Fate with the cosmetics industry
Stars begin to earn revenue from their name and beauty through being the face of a beauty product or campaign. Stemming from the love of imitating beauty or beauty secrets from our favorite stars, consumers have loved celebrity beauty brands for a long time.
However, as the competition increases and the old forms of promotion have gradually proved ineffective, a new question has arisen: What is the worth of the brand itself, instead of just "renting" a representative face?
Perfume is the segment that receives the first entry of a large army of celebrities. Cher, Elizabeth Taylor, Michael Jackson and Elvis Presley have all been creating their own signature scents since the 1980s. Even in the 1990s, even athletes like Michael Jordan tried perfumery.
But it wasn't until the 2000s that celebrity scents really caught on. Think about your favorite pop divas of the 2000s and you'll find that nearly all of them have their own fragrances. The list will continue to be expanded by names like Christina Aguilera, Naomi Campbell, Jennifer Lopez, Olsen twins, Jessica Simpson, Britney Spears, Paris Hilton, Sarah Jessica Parker, Hilary Duff, Mariah Carey, Gwen Stefani. And that's just the beginning.
With the charms of previous decades, the public was not too surprised, but even considered it a natural step when celebrities used perfume to open the door to go deep into the beauty industry. However, perhaps only when it comes to the success of Kylie Cosmetics and Fenty Beauy, the phenomenon of star beauty business really arrived.
Kylie Jenner helped start her holistic beauty brand with the hit Kylie Lip Kits in 2014 and has since become a multi-millionaire businesswoman. Her brand currently includes makeup as well as skin care products, with the most recent launch being Kylie Skin Makeup Melting Cleanser. But it seems Kadashian's youngest sister also wants to expand her market share into baby care as there are many reports that she has registered a new trademark with the name "Kylie Baby".
Meanwhile, Rihanna's Fenty Beauty has undoubtedly changed the beauty industry. When she launched the Pro Filt'r Soft Matte Longwear Foundation in more than 40 colors that cover a wide range of skin tones, Rihanna created a "Fenty effect" by defying standards and attempting to push the boundaries of beauty. Colour and ethnicity has always been a perennial issue in the beauty industry: It is to this effect that existing brands on the market have also begun to expand their makeup lines to be able to provide more shades of color to the face.
With these attractive premises in terms of fame and revenue, many stars have embarked on building their own beauty brands. Celebrities who create beauty brands are now active in a variety of fields, including hair care, skin care, makeup, and beauty tools.
We now have Miranda Kerr's Kora Organics, Kim Kardashian West's KKW Beauty, Halsey's About Face, Lady Gaga's Haus Laboratories, Selena Gomez's Rare Beauty, Emily Ratajkowski's Loops Beauty, Pharrell Williams' Humanrace, JLo Beauty's JLo Beauty Jennifer Lopez, Jessica Alba Honest Company, Victoria Beckham's brand of the same name. Not to mention Kesha, Madonna, Cindy Crawford and Josie Maran have also ventured into this lucrative industry.
Why do stars love beauty so much?
Celebrities want to diversify their self-image. Not just actors or singers, they also want to be successful business owners. And the public's 'obsession' with the stars' skin care or makeup routines has made these businesses the perfect opportunity to monetize the stars themselves and their resources.

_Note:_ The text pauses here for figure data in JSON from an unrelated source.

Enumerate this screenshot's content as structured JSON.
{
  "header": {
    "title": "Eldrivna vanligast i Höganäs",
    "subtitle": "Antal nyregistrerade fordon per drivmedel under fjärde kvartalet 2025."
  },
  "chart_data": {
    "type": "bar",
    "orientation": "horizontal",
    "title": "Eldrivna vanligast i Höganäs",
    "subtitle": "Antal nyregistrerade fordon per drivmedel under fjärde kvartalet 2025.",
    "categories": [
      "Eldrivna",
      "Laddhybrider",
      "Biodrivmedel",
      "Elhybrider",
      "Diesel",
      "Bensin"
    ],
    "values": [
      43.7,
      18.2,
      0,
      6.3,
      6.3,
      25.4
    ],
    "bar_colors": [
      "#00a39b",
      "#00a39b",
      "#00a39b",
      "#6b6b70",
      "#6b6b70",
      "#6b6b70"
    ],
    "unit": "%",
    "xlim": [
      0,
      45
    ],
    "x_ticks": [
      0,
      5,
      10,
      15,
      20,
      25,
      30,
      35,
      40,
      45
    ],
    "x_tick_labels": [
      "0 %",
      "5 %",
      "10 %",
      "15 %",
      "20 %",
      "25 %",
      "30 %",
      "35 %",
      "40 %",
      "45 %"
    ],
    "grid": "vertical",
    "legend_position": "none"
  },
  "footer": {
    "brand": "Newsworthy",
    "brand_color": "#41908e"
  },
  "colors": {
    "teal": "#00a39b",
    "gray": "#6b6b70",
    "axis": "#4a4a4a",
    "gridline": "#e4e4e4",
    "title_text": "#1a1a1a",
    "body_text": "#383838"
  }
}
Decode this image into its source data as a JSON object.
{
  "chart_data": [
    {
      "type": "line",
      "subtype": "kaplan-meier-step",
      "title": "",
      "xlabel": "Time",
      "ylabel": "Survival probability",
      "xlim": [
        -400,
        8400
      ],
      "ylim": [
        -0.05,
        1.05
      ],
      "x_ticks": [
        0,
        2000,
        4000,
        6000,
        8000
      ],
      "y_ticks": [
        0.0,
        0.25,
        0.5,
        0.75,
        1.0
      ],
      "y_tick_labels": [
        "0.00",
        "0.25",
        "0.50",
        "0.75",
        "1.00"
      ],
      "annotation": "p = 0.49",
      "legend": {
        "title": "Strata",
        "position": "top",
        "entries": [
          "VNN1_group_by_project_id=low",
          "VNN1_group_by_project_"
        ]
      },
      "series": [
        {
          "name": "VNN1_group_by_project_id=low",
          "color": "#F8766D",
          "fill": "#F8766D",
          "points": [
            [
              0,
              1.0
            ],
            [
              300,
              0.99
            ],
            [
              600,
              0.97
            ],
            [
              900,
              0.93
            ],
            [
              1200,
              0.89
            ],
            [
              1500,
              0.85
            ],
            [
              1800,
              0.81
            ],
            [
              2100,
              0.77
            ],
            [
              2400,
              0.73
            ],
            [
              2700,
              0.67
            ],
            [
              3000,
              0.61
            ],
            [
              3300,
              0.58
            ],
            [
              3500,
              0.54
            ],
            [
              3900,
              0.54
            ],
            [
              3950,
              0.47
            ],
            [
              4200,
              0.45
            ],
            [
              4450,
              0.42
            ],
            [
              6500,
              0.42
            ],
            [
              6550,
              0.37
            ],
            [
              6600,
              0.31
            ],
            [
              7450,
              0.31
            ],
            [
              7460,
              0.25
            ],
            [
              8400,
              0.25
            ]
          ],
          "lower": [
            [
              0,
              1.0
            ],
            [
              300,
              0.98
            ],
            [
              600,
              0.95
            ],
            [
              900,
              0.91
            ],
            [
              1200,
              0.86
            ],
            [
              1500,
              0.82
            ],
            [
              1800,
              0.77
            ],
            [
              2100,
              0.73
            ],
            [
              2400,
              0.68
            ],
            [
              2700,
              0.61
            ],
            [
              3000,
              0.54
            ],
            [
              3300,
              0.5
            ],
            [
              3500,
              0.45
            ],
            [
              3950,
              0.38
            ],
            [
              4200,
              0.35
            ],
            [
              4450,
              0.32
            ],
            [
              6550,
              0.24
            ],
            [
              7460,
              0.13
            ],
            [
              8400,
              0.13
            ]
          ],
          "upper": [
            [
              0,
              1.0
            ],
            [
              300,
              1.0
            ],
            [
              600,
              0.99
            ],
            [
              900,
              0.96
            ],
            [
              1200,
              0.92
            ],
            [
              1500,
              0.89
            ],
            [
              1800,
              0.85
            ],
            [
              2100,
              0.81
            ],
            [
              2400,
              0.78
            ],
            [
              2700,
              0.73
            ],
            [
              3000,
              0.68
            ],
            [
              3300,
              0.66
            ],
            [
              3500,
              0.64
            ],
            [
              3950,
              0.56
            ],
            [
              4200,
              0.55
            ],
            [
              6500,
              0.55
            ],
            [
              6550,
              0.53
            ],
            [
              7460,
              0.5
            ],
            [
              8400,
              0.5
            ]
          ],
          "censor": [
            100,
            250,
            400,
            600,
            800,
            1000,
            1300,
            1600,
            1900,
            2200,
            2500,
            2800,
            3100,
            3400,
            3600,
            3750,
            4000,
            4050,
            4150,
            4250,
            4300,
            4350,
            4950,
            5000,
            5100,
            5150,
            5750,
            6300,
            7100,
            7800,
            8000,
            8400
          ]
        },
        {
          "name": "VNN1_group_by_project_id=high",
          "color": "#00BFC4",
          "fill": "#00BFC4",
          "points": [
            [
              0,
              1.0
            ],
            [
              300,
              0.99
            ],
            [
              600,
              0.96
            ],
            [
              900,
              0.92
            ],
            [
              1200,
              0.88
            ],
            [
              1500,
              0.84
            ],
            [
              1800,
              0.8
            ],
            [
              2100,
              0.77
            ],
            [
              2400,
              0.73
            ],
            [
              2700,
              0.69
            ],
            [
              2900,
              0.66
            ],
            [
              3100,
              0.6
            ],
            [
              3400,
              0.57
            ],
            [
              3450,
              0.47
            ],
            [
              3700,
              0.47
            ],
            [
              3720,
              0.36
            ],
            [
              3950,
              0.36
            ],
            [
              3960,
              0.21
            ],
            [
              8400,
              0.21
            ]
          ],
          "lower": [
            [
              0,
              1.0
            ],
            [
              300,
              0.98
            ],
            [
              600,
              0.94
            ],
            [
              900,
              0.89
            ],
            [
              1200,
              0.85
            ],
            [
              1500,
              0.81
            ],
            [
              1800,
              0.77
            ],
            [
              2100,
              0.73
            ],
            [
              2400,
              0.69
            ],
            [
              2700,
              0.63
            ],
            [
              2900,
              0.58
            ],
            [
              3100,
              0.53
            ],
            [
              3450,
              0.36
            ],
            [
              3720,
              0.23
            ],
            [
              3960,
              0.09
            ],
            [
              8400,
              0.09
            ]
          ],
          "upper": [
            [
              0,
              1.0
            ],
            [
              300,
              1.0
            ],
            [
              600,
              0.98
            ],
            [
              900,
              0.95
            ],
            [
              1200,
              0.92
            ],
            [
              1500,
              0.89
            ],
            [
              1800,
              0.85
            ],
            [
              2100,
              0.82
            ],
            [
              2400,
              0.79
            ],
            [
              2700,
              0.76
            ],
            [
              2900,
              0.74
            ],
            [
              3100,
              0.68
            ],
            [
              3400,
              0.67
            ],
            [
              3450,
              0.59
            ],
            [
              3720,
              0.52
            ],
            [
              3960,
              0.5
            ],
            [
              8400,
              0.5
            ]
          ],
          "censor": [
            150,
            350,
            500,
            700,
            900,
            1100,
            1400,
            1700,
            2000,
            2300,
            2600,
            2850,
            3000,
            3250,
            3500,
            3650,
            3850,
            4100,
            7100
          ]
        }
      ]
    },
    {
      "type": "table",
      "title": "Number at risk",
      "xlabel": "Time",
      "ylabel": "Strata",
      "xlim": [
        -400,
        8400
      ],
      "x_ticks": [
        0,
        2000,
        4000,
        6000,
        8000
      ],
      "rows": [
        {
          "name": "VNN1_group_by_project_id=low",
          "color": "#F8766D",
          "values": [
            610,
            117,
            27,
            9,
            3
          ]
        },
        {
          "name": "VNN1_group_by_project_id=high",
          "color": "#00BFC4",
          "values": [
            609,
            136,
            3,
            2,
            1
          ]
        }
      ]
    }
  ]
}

Something to note is that the beauty industry is one with a high profit margin. The advantages of fame and undoubted fan base have created the right pieces for the stars to thrive in the beauty field.
Right from its first IPO (first public offering), singer Jessica Alba's company Alba's Honest has raised more than $400 million. Rihanna's Fenty Beauty is estimated to have had sales of £2.2 billion since its founding in 2017. Kim Kardashian's KKW Beauty is valued at around $1 billion.
Most of the cosmetic brands of the stars are in a very positive state of "making money". Part of this success comes from the media effect, the quality of the product itself and importantly, the fan community. By spending money on these products, fans will feel that they are getting closer and closer to their idols and their beauty.
However, what comes too quickly and too much brings a higher the risk of the market becoming oversaturated. Therefore, celebrities need to be careful and calculated when marketing their brands. Authenticity, quality and variety are important. They need to offer quality products that are different from the rest to be successful, or else they will fail as consumers have many choices from thousands of other brands.